See:Neither Bombs Nor Ballots: Liberty & The Strategy Of Anarchism
In an article entitled "Are Anarchists Thugs?", Tucker offered a breakdown by profession of Liberty's anarchists. The greatest part proves to be of the professional/intellectual class; the remainder includes independent manufacturers and merchants, farmers, artisans and skilled workers. We see that, although the anarchists - especially of the Liberty group - were not latter-day Jeffersonians in any deep sense, they owned some characteristics in common. The anarchists' hard-core supporters were the socio-economic equivalents of Jefferson's yeoman-farmers and craftsworkers: a freeholder - artisan - independent merchant class allied with free-thinking professionals and intellectuals. These groups - in Europe as well as America - had socio-economic independence, and through their desire to maintain and improve their relatively free positions, had also the incentive to oppose the growing encroachments of the capitalist State.
Individualist anarchism, although suffering from the repression directed against the anarchists in general, appears to have dwindled into political insignificance largely because of the erosion of its political-economic base, rather than from a simple failure of its strategy. With the impetus of the Civil War, capitalism and the State had too great a head start on the centralization of economic and political life for the anarchists to catch up. This centralization reduced the independence of the intellectual/professional and merchant artisian groups that were the mainstay of the Liberty circle.

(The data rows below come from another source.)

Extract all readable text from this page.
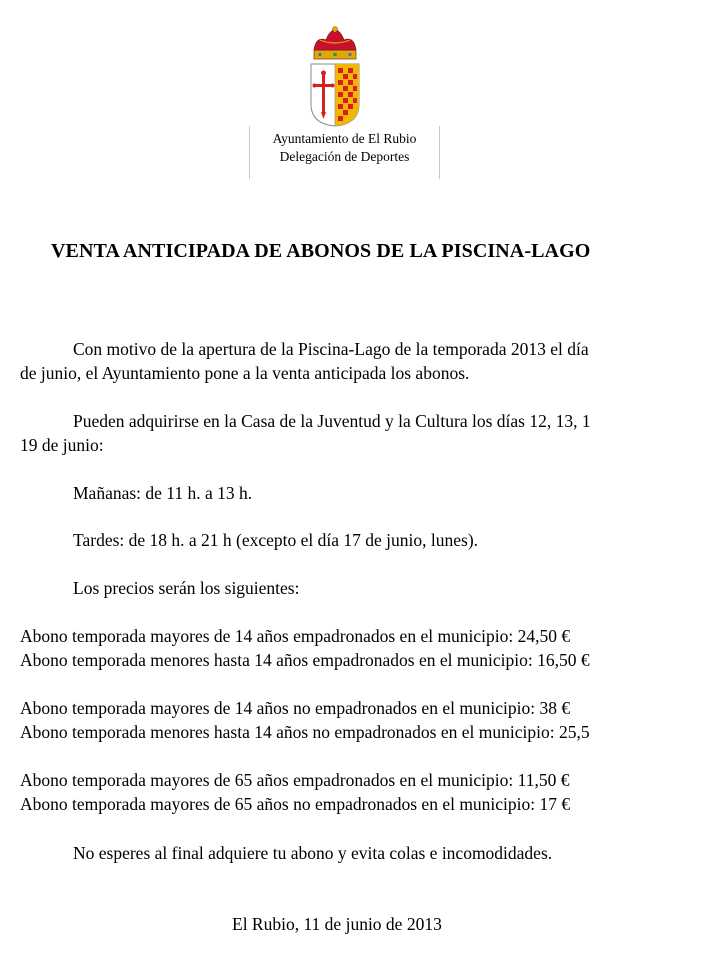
Ayuntamiento de El Rubio
Delegación de Deportes
VENTA ANTICIPADA DE ABONOS DE LA PISCINA-LAGO
Con motivo de la apertura de la Piscina-Lago de la temporada 2013 el día
de junio, el Ayuntamiento pone a la venta anticipada los abonos.
Pueden adquirirse en la Casa de la Juventud y la Cultura los días 12, 13, 1
19 de junio:
Mañanas: de 11 h. a 13 h.
Tardes: de 18 h. a 21 h (excepto el día 17 de junio, lunes).
Los precios serán los siguientes:
Abono temporada mayores de 14 años empadronados en el municipio: 24,50 €
Abono temporada menores hasta 14 años empadronados en el municipio: 16,50 €
Abono temporada mayores de 14 años no empadronados en el municipio: 38 €
Abono temporada menores hasta 14 años no empadronados en el municipio: 25,5
Abono temporada mayores de 65 años empadronados en el municipio: 11,50 €
Abono temporada mayores de 65 años no empadronados en el municipio: 17 €
No esperes al final adquiere tu abono y evita colas e incomodidades.
El Rubio, 11 de junio de 2013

In 1911 Tucker judged that this centralizing process had created an accumulation of wealth in the "trusts" that had superseded their need for the "four monopolies." He argued that "even the freest competition" could not presently hope to destroy the trusts, which could afford to sacrifice large sums of money to remove new competition. Tucker thought that only political or revolutionary forces could now whittle down this concentration of capital. He warned, however, that the anarchistic economic solution - "and there is no other solution" - must be taught to following generations. In the meantime, anarchists who aid the "propaganda of State Socialism or [violent] revolution make a sad mistake indeed, "hastening the advent of revolution before the people were prepared to do without the State."